Managing encephalopathy should include evaluating the child with the help of a neurologist, where possible. If nothing other than HIV is found, the treatment goal is to reduce viral load. Depending on the severity, the patient will need a support system, which includes physical therapy, a social worker, and surgery to minimize contractures

Peripheral neuropathy: Several types of peripheral neuropathy affecting single or multiple nerves have been documented (e.g. axonal neuropathy, demyelinated neuropathy, polyradiculopathy and radiculopathy).
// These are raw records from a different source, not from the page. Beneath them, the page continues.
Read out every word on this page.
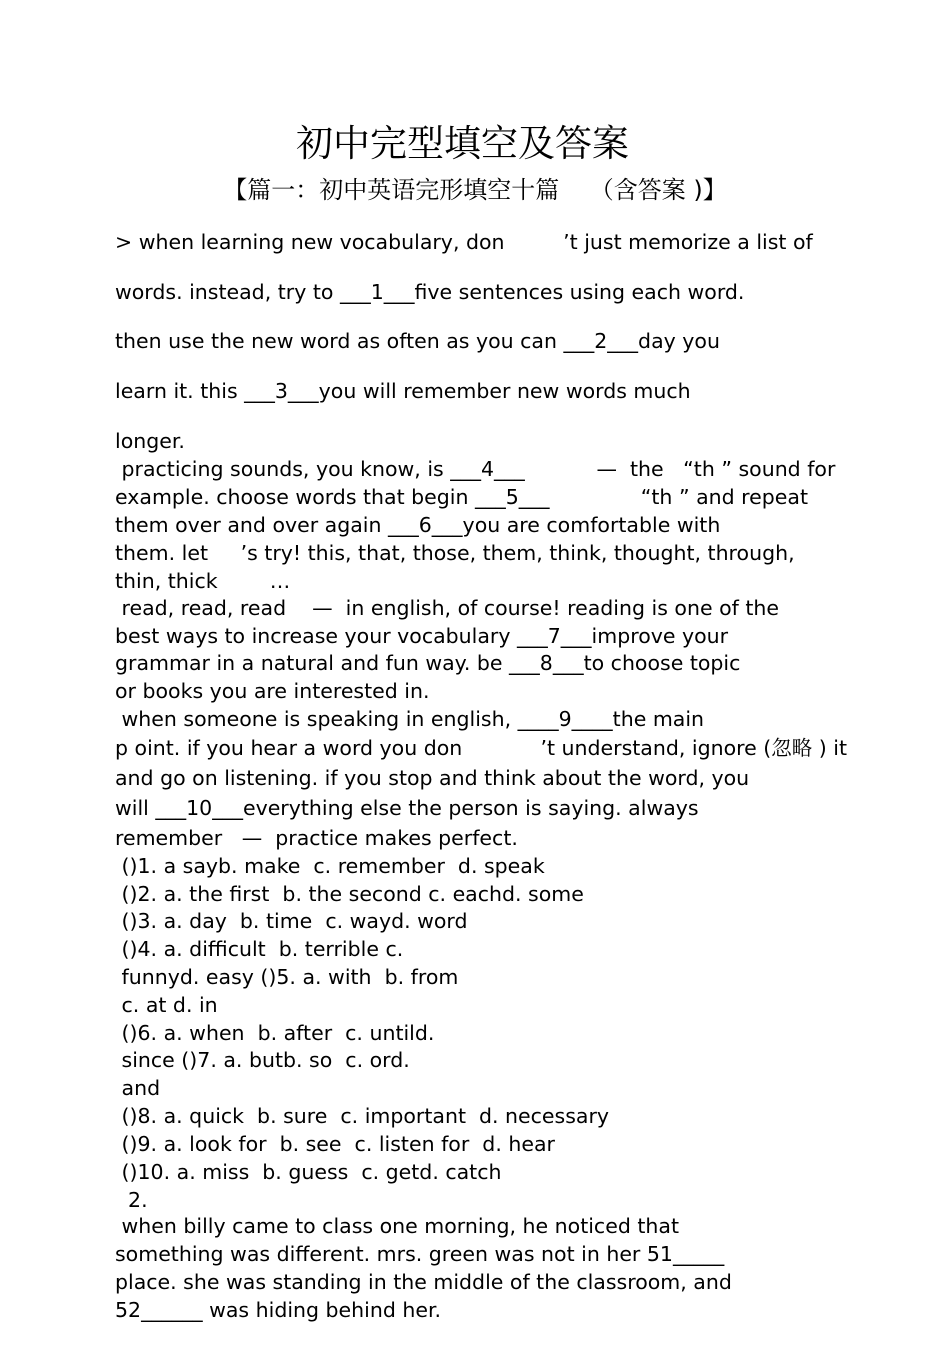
初中完型填空及答案
【篇一：初中英语完形填空十篇    （含答案 )】
> when learning new vocabulary, don         ’t just memorize a list of
words. instead, try to ___1___five sentences using each word.
then use the new word as often as you can ___2___day you
learn it. this ___3___you will remember new words much
longer.
practicing sounds, you know, is ___4___           —  the   “th ” sound for
example. choose words that begin ___5___              “th ” and repeat
them over and over again ___6___you are comfortable with
them. let     ’s try! this, that, those, them, think, thought, through,
thin, thick        …
read, read, read    —  in english, of course! reading is one of the
best ways to increase your vocabulary ___7___improve your
grammar in a natural and fun way. be ___8___to choose topic
or books you are interested in.
when someone is speaking in english, ____9____the main
p oint. if you hear a word you don            ’t understand, ignore (忽略 ) it
and go on listening. if you stop and think about the word, you
will ___10___everything else the person is saying. always
remember   —  practice makes perfect.
()1. a sayb. make  c. remember  d. speak
()2. a. the first  b. the second c. eachd. some
()3. a. day  b. time  c. wayd. word
()4. a. difficult  b. terrible c.
funnyd. easy ()5. a. with  b. from
c. at d. in
()6. a. when  b. after  c. untild.
since ()7. a. butb. so  c. ord.
and
()8. a. quick  b. sure  c. important  d. necessary
()9. a. look for  b. see  c. listen for  d. hear
()10. a. miss  b. guess  c. getd. catch
2.
when billy came to class one morning, he noticed that
something was different. mrs. green was not in her 51_____
place. she was standing in the middle of the classroom, and
52______ was hiding behind her.
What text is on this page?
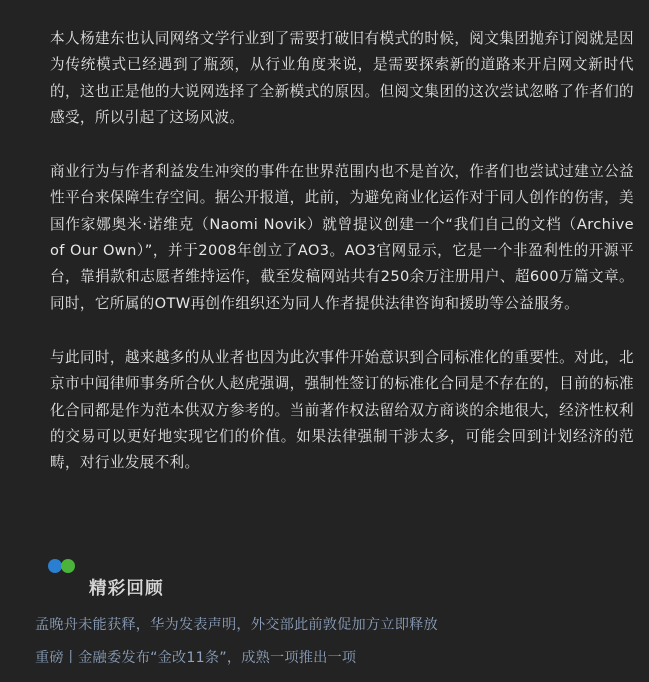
本人杨建东也认同网络文学行业到了需要打破旧有模式的时候，阅文集团抛弃订阅就是因为传统模式已经遇到了瓶颈，从行业角度来说，是需要探索新的道路来开启网文新时代的，这也正是他的大说网选择了全新模式的原因。但阅文集团的这次尝试忽略了作者们的感受，所以引起了这场风波。

商业行为与作者利益发生冲突的事件在世界范围内也不是首次，作者们也尝试过建立公益性平台来保障生存空间。据公开报道，此前，为避免商业化运作对于同人创作的伤害，美国作家娜奥米·诺维克（Naomi Novik）就曾提议创建一个“我们自己的文档（Archive of Our Own）”，并于2008年创立了AO3。AO3官网显示，它是一个非盈利性的开源平台，靠捐款和志愿者维持运作，截至发稿网站共有250余万注册用户、超600万篇文章。同时，它所属的OTW再创作组织还为同人作者提供法律咨询和援助等公益服务。

与此同时，越来越多的从业者也因为此次事件开始意识到合同标准化的重要性。对此，北京市中闻律师事务所合伙人赵虎强调，强制性签订的标准化合同是不存在的，目前的标准化合同都是作为范本供双方参考的。当前著作权法留给双方商谈的余地很大，经济性权利的交易可以更好地实现它们的价值。如果法律强制干涉太多，可能会回到计划经济的范畴，对行业发展不利。

精彩回顾
孟晚舟未能获释，华为发表声明，外交部此前敦促加方立即释放
重磅丨金融委发布“金改11条”，成熟一项推出一项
HIV related neuropathy occurs in as many as one third of patients with %CD4 <15; it presents with dysaesthesias and numbness in a "glove and stocking distribution".

Neuropathy in children is more difficult to diagnose and less well described than in adults. In fact some ARV’s can cause neropathy (eg stavudine, didanosine, and zalcitabine) which may necessitate changing the drug regimen

Pain associated with neuropathy may respond to analgesics combined with antidepressants (eg amitryptyliine) or anticonvulsants (eg carbamazepine)

Seizures

Seizures are common non specific manifestations of neurological illnesses associated with HIV. Seizures may be due to:

Space-occupying lesions (most often cerebral toxoplamosis or tuberculoma)

Meningitis

Metabolic disturbances

No identified cause other than HIV infection

Treatment is aimed at underlying disorder and seizure control through standard anti-epileptic medication. NB drug interactions may be a problem for patients on HAART; for those on HAART the drug of choice if sodium valproate

In patients presenting with focal seizures, treatment for toxoplasmosis should be considered if no other cause is apparent.